Les États-Unis, le groupe LMDC (Like Minded-Group of Developing Countries, c’est-à-dire un groupe de pays qui s’unissent lors des négociations et qui représente environ 50% de la population mondiale, avec entre autres la Chine, l’Inde, la Bolivie et les pays arabes), et d’autres ont conduit au rejet du texte en le vidant de tout aspect contraignant. Les options sur la table n’étaient plus assez ambitieuses. Plusieurs pays et acteurs du secteur privé misent déjà sur ces marchés carbone et ont déjà conclu des accords préliminaires. Il faudra attendre a minima l’année prochaine et la COP29 prévue en Azerbaïdjan pour espérer trouver un terrain d’entente sur le sujet.
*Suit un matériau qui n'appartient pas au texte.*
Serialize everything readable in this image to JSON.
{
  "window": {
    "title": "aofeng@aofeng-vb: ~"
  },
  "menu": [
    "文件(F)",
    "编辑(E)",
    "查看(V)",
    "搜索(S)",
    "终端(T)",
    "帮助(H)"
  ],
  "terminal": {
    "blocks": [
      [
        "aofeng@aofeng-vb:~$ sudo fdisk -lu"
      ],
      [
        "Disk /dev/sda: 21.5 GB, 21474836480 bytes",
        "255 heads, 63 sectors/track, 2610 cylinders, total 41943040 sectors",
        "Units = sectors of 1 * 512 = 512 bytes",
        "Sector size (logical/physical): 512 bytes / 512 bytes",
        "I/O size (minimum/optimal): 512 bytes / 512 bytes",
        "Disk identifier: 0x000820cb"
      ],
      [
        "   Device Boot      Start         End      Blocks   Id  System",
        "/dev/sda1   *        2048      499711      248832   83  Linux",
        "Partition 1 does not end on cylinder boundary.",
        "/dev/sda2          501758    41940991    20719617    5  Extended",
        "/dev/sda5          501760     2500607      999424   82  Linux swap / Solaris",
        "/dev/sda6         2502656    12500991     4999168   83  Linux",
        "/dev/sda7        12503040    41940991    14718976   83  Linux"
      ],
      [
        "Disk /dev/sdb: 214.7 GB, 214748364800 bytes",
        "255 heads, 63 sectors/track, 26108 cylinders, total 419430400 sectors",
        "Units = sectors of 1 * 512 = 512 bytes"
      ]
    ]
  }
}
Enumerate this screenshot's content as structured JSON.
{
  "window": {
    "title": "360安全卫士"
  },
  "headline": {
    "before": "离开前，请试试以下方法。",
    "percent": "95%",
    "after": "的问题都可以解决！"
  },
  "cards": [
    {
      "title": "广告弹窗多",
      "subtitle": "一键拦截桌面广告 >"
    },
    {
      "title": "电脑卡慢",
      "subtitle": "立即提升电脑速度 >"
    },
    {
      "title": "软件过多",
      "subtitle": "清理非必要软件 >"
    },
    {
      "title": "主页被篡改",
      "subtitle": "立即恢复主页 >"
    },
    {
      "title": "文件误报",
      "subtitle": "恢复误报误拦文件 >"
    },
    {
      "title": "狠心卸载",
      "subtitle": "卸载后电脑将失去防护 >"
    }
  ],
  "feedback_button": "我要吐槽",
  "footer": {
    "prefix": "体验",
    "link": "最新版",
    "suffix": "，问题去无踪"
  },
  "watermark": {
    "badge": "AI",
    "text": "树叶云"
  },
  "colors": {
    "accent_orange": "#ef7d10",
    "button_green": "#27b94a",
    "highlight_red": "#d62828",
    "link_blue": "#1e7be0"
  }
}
En conclusion, la COP28 a abouti à un accord historique visant à abandonner progressivement les énergies fossiles, mais des lacunes importantes subsistent, notamment en matière de financement et d’objectifs chiffrés. L’UNSA Éducation partage le bilan en demi-teinte du secrétaire général de l’ONU, António Guterres. À l’issue de la COP28, ce dernier a tenu à tancer “ceux qui se sont opposés à une référence claire à l’élimination progressive des combustibles fossiles dans le texte de la COP28, je tiens à dire qu’une élimination progressive des combustibles fossiles est inévitable, qu’ils le veuillent ou non. Espérons que cela n’arrive pas trop tard”.
Nous l’espérons aussi, car l’urgence climatique est là, mais malheureusement la prise de conscience collective n’est pas partagée par l’ensemble des habitant·es de la Terre. Notre fédération milite pour une transition écologique soutenable et juste, c’est pourquoi informer et former sur ces sujets est essentiel.